2.1.3.
Le connecteur quand/lorsque
Quand et lorsque sont deux connecteurs qui
occupent une place de choix dans le système des connecteurs temporels.
Pekba-Anderson et Pekba (2007 :50) souligne :
Etant particulièrement fréquents aussi bien
à l'écrit qu'à l'oral, quand et
lorsque se caractérisent par une grande richesse
sémantique intrinsèque qui fait d'eux les connecteurs les plus
polyfonctionnels parmi les connecteurs de la simultanéité.
De fait, leur sens général de
base : au moment où, dans le temps que, à
l'époque où, permet à ces connecteurs d'exprimer
toutes une palette de relations temporelles, allant de la relation de
simultanéité à la relation d'antériorité.

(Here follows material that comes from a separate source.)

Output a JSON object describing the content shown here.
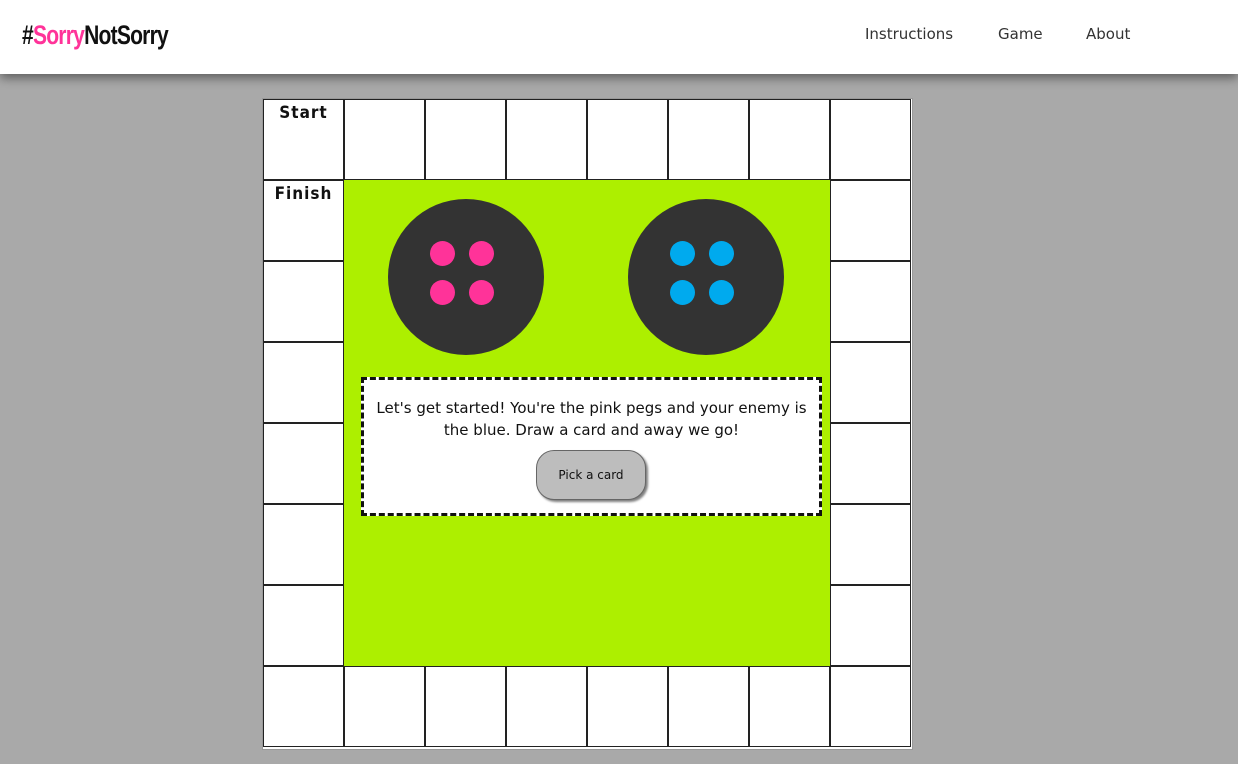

Nous n'avons pas d'occurrence avec le marqueur lorsque
extraphrastique. Toutefois, pour illustrer le fonctionnement de ces deux
connecteurs, nous allons nous servir des exemples ci-après :
8a. Quand elle le vit bouleversé,
elle tâcha de se retenir. (Na, p.389) ;
8b. Quand on a une gueule comme la tienne,
on paie les femmes qui veulent bien vous tolérer... (Na,
p.402) ;
8c. Quand ni sa femme ni son neveu ne
l'animaient du bruit de leur existence, la maison semblait vide.
[...]. (Ge, p325).
La relation qui existe entre la subordonnée
détachée et la principale est, selon Pekba-Anderson et Pekba (op
cit. : 62), une relation de coïncidence-antériorité,
qui consiste à construire pour le discours [8a], une première
représentation mentale, le voir bouleversé, puis un
deuxième, tâcher de se retenir. Le deuxième
évènement n'étant validé qu'à la suite de la
validation de l'évènement subordonnée. Dans cette
relation, ce n'est pas l'évènement décrit dans la
principale qui conditionne la réalisation de l'évènement
décrit dans la subordonnée, mais l'inverse.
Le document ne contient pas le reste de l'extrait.